Note that if $ABCD$ is a tangential quadrilateral, then $A'B'C'D'$ is similar to $ABCD$ for all $x$. Indeed, up to similarity, one can always assume a tangential quadrilateral has an incircle of radius one, and this circle touches the quadrilateral at a point which is at 0°. So, up to similarity, what defines a tangential quadrilateral is the location (say in degrees) of the other 3 points on the circle where the tangents touch. Upon preforming the transformation, the point of contact remain at the same angles (on a larger circle).

My question asks for the converse of this observation.

A stronger result holds: if $A'B'C'D'$ is similar to $ABCD$ for some $x$, then $ABCD$ is a tangential quadrilateral.

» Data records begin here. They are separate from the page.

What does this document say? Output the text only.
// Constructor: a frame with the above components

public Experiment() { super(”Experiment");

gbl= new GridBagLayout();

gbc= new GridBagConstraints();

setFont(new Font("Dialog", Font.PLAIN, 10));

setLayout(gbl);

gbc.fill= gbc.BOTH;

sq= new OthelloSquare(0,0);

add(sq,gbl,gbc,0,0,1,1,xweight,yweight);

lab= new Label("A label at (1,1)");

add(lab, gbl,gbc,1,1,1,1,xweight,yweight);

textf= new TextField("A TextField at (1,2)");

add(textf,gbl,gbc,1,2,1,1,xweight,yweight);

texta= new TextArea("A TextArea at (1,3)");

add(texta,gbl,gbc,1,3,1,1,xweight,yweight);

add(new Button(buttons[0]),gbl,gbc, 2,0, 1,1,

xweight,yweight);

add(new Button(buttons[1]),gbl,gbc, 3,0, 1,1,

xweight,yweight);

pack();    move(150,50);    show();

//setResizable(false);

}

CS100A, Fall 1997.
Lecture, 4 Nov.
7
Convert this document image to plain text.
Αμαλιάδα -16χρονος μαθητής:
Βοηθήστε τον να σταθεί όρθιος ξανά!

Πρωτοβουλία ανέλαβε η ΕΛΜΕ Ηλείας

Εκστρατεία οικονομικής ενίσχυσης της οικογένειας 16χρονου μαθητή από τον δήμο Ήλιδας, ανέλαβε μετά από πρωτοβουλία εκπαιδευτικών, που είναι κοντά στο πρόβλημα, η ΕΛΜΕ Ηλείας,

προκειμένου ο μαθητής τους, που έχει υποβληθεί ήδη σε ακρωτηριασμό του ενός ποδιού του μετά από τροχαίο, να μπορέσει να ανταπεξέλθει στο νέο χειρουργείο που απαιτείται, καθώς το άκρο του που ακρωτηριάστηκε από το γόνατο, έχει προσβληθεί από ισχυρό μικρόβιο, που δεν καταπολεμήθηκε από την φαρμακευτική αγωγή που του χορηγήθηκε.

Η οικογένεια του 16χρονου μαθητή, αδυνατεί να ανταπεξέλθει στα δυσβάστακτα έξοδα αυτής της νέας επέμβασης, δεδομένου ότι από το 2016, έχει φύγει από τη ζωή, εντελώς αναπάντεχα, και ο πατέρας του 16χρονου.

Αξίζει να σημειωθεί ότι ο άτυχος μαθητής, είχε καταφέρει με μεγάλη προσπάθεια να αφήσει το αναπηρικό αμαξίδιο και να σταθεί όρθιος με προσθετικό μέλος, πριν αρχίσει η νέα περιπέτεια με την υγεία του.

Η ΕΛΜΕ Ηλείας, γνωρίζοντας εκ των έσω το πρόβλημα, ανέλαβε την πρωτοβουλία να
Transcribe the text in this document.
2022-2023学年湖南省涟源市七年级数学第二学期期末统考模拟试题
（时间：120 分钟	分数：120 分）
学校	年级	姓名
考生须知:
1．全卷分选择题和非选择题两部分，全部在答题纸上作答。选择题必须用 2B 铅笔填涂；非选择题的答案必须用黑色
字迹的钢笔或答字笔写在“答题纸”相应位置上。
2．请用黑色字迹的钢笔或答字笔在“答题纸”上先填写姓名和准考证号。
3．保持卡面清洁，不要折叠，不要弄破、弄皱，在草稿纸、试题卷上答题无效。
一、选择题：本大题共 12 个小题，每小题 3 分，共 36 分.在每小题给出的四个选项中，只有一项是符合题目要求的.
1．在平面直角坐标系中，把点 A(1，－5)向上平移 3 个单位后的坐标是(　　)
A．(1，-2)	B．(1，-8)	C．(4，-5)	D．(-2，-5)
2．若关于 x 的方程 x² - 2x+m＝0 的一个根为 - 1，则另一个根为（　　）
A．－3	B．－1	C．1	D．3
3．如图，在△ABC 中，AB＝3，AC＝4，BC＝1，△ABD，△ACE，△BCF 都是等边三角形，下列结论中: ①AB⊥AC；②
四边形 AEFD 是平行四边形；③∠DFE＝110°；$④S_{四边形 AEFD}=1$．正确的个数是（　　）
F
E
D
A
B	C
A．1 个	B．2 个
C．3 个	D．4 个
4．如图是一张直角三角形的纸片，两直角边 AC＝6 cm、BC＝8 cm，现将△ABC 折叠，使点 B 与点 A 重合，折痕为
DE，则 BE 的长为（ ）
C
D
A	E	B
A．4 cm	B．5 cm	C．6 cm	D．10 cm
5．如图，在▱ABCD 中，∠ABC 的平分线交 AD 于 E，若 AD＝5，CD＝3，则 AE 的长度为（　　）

Let's show first of all that lines $AA'$, $BB'$, $CC'$ and $DD'$ are concurrent. Let $O$ be the intersection point of lines $AA'$ and $BB'$: we have then $A'B'/AB=OB'/OB=1+BB'/OB$. Let $O'$ be the intersection point of lines $BB'$ and $CC'$: we have then $B'C'/BC=O'B'/O'B=1+BB'/O'B$. But by hypothesis $A'B'/AB=B'C'/BC$, hence $OB=O'B$ and $O=O'$. The same reasoning can be repeated for $CC'$ and $DD'$, hence all four lines concur at point $O$. If the perpendicular from $O$ to $AB$ intersects $AB$ at $H$ and $A'B'$ at $H'$ we also have $A'B'/AB=OH'/OH=1+HH'/OH$. And in the same way, if $OKK'$ is perpendicular to $BC$ we get $B'C'/BC=OK'/OK=1+KK'/OK$. But $A'B'/AB=B'C'/BC$ and $HH'=KK'=x$, thus $OH=OK$. The same reasoning can be repeated for sides $CD$ and $DA$: we then obtain that point $O$ has the same distance $r$ from the four sides of $ABCD$, that is the sides of $ABCD$ are tangent to the circle of center $O$ and radius $r$.